Economic Aid for Portuguese Timor

Please refer to your memorandum of 23 April.1

  1. We have discussed the question of Australian aid for Portuguese Timor with the Foreign Ministry (Akosah, Asia and Pacific Directorate), BAKIN (Colonel Abbas) and the CSIS (Tjan), putting the points in your memorandum. Mr Joseph also discussed the question with General Adenan (Asia and Pacific Directorate) and Tjan on 21 May. While there were no actual objections, the prospect of Australian aid to Timor was not viewed enthusiastically.
  2. On the basis of these discussions we consider Indonesia would not object to the sort of aid you have in mind, provided it is given to the Government in Portugal and not its Administration in Dili. As you know, the Indonesians are anxious that our aid does not lend weight to arguments in favour of independence. We have stressed that Australia had no intention of seeking to influence political developments in Portuguese Timor, but, of course, we could not guarantee that the parties would not make political capital out of our aid.
  3. Indonesian comments suggest that they would not object to commodity aid. They also responded favourably to the idea of third country training in Indonesia and the possibility that part of any commodity aid could be untied for purchases in Indonesia and other ASEAN countries. Tjan, for instance, raised the possibility of purchasing Indonesian kerosene for Portuguese Timor. Another suggestion was that we might consider providing assistance in areas beneficial to both halves of Portuguese Timor; for instance a PAN/Timor2 malaria control program was mentioned.
  4. We were surprised that the Indonesians have apparently dropped their initial objections to budgetary assistance (JA7640 refers) and it is difficult to explain why. Part of the answer may lie in the change in Indonesia's tactics in Timor to more cooperative measures rather than the aggressive propaganda and so on prevalent when we first discussed the aid question with them.
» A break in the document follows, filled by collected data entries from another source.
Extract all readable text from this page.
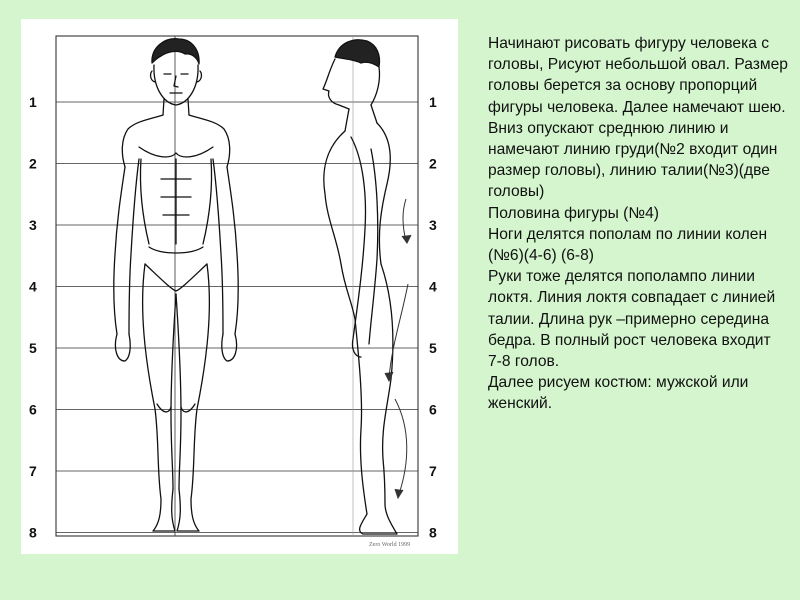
1
2
3
4
5
6
7
8
1
2
3
4
5
6
7
8
Zero World 1999

Начинают рисовать фигуру человека с головы, Рисуют небольшой овал. Размер головы берется за основу пропорций фигуры человека. Далее намечают шею. Вниз опускают среднюю линию и намечают линию груди(№2 входит один размер головы), линию талии(№3)(две головы)

Половина фигуры (№4)

Ноги делятся пополам по линии колен (№6)(4-6) (6-8)

Руки тоже делятся пополампо линии локтя. Линия локтя совпадает с линией талии. Длина рук –примерно середина бедра. В полный рост человека входит 7-8 голов.

Далее рисуем костюм: мужской или женский.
The change may also indicate that the Indonesians are now more confident that they will achieve their objective of integration, and are thus not as worried about the pro­ independence arguments. Another reason may be that, following on the talks between Mr Whitlam and President Soeharto in Townsville, the Indonesians are reassured that Australia does not want to interfere in Timorese politics and considers integration the most rational solution to Timor's future. In any case the point is that the Indonesian change of mind on this matter was most probably determined by developments in the Timor situation. Conceivably their attitude could change as dramatically again. We will, therefore, need to keep very closely in touch with them on the question and should be grateful if you would keep us fully informed on the matter.
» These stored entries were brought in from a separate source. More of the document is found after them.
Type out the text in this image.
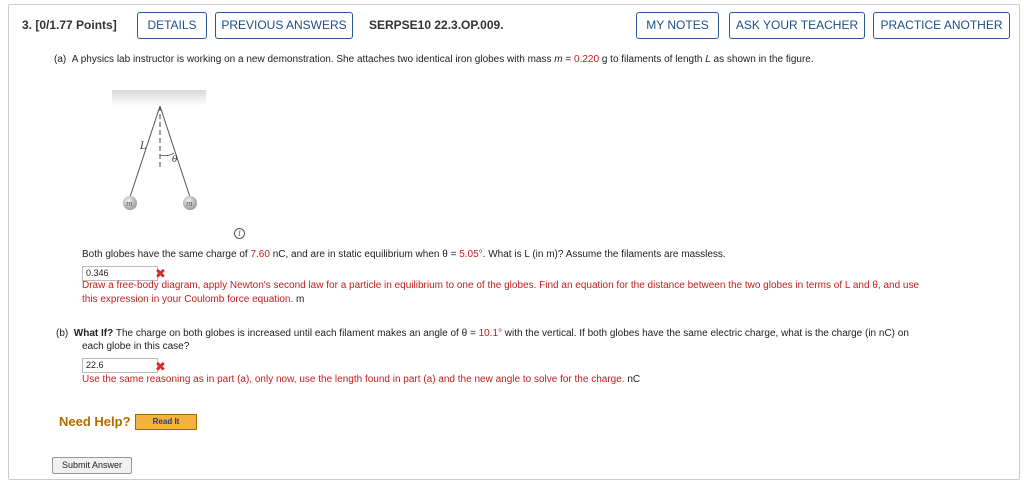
3. [0/1.77 Points]	DETAILS	PREVIOUS ANSWERS	SERPSE10 22.3.OP.009.	MY NOTES	ASK YOUR TEACHER	PRACTICE ANOTHER
(a) A physics lab instructor is working on a new demonstration. She attaches two identical iron globes with mass m = 0.220 g to filaments of length L as shown in the figure.
L
θ
m	m
i
Both globes have the same charge of 7.60 nC, and are in static equilibrium when θ = 5.05°. What is L (in m)? Assume the filaments are massless.
0.346	✖
Draw a free-body diagram, apply Newton's second law for a particle in equilibrium to one of the globes. Find an equation for the distance between the two globes in terms of L and θ, and use
this expression in your Coulomb force equation. m
(b) What If? The charge on both globes is increased until each filament makes an angle of θ = 10.1° with the vertical. If both globes have the same electric charge, what is the charge (in nC) on
each globe in this case?
22.6	✖
Use the same reasoning as in part (a), only now, use the length found in part (a) and the new angle to solve for the charge. nC
Need Help?	Read It
Submit Answer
  5. The request that our aid be given on a Government-to-Government basis to Lisbon would not, I would think, cause you any problems. One of your arguments for giving aid is that it might help to keep the Portuguese in Timor for a while. This objective would seem to be furthered by stressing that our aid to Timor would be channelled through the Portuguese Government.
  6. Nevertheless we will have to watch the procedures for giving our aid closely. Governor Pires told Mr Taylor in March that he did not want to approve foreign investment contracts because he could provide no guarantee that the terms would be fulfilled. He wanted some form of local approval (he mentioned a transitional government) as well as his own. Pires indicated that he saw foreign aid similarly (paragraph 20 of our Savingram JA8312 refers). Obviously if the approval of some local body purporting to represent the Timorese, especially a transitional government, were required for our aid the Indonesians could claim that we have acquiesced in procedures which supported the idea that Portuguese Timor was an independent entity.
  7. I would not want to make too much of this argument at this stage. Taylor did not pursue the question with the Governor who may have since changed his attitude or not reflected an official Portuguese policy. But i[t] is a point we will need to explore with the Portuguese.
  8. While I accept that the Government is virtually committed domestically to some form of aid program we should recognise that the provision of aid will result in closer Australian involvement in the Timor issue. As you know, I consider that at this stage Australian interests are best served by decreasing our involvement there.
  9. A copy of this memorandum has been sent to Lisbon.